When making the decision to bring on a new test, a laboratory director has many choices. Two key criteria are performance and price. The primary imperative for a lab is accurate reporting for doctors. Therefore, sensitivity, specificity, and predictive value assay numbers are critical factors in the decision-making. The lab doesn’t often get accolades for being right, but it certainly hears about it when it is wrong. The problem is that performance and price don’t always correlate with the timing necessary to impact patient treatment decisions.

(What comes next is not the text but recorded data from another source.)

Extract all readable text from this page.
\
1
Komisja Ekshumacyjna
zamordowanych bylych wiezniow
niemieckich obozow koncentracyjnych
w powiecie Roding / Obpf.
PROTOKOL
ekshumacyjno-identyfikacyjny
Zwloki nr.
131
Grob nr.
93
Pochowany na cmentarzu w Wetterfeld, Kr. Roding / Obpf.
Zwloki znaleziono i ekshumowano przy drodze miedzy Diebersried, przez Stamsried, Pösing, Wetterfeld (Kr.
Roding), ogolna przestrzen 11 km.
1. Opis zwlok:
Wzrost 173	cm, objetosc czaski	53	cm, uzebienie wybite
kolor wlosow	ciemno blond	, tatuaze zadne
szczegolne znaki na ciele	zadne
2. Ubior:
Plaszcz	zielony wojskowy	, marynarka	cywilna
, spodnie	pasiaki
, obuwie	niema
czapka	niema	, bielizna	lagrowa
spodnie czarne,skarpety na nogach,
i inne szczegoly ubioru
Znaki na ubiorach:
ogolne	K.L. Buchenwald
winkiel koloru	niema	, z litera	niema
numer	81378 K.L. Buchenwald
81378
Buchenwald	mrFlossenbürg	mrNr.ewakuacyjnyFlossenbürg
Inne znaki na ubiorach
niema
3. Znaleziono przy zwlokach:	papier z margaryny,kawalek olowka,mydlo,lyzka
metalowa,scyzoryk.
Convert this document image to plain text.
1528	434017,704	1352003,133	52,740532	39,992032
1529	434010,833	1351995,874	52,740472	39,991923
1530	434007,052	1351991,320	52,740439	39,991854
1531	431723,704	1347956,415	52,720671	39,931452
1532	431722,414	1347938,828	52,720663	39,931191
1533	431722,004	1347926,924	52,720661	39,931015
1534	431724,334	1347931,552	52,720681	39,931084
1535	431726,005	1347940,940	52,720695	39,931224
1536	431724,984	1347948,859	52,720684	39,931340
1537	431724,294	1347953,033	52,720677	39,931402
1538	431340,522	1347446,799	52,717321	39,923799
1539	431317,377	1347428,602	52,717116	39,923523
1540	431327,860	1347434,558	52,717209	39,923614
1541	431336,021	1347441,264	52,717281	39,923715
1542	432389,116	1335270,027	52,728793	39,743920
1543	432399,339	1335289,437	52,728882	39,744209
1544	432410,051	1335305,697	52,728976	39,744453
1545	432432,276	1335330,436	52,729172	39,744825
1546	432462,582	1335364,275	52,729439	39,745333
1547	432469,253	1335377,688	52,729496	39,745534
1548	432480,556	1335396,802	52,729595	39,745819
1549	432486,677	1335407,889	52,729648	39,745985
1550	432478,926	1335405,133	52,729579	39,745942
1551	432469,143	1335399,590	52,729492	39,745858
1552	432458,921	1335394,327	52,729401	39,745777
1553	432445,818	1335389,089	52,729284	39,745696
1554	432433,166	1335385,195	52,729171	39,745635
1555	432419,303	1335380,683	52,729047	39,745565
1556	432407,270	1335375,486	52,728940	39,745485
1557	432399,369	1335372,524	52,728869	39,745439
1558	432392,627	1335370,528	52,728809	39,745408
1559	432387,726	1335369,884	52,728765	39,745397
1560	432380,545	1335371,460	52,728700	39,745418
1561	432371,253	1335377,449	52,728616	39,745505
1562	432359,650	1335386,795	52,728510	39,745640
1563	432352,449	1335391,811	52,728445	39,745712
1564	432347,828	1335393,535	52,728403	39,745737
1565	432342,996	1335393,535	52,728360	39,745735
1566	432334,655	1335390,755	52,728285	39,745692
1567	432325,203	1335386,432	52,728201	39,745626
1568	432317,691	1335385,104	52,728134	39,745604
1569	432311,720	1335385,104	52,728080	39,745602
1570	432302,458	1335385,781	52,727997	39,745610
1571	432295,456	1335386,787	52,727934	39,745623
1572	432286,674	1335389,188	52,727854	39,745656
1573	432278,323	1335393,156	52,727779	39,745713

Despite all the inspections and paperwork required by laboratories, performance is limited by the condition of the clinical samples received. In the case of influenza, we know that the viral titers are highest in the earliest phase of disease. When a patient comes to a hospital cannot be controlled, but if arrival is five days or more after symptoms and the lab has a validated rapid assay as its front-line defense, the sensitivity will be so poor that a test is hardly worth performing. If sample collection is poor, the performance of any influenza test, even by the best of laboratories, will suffer.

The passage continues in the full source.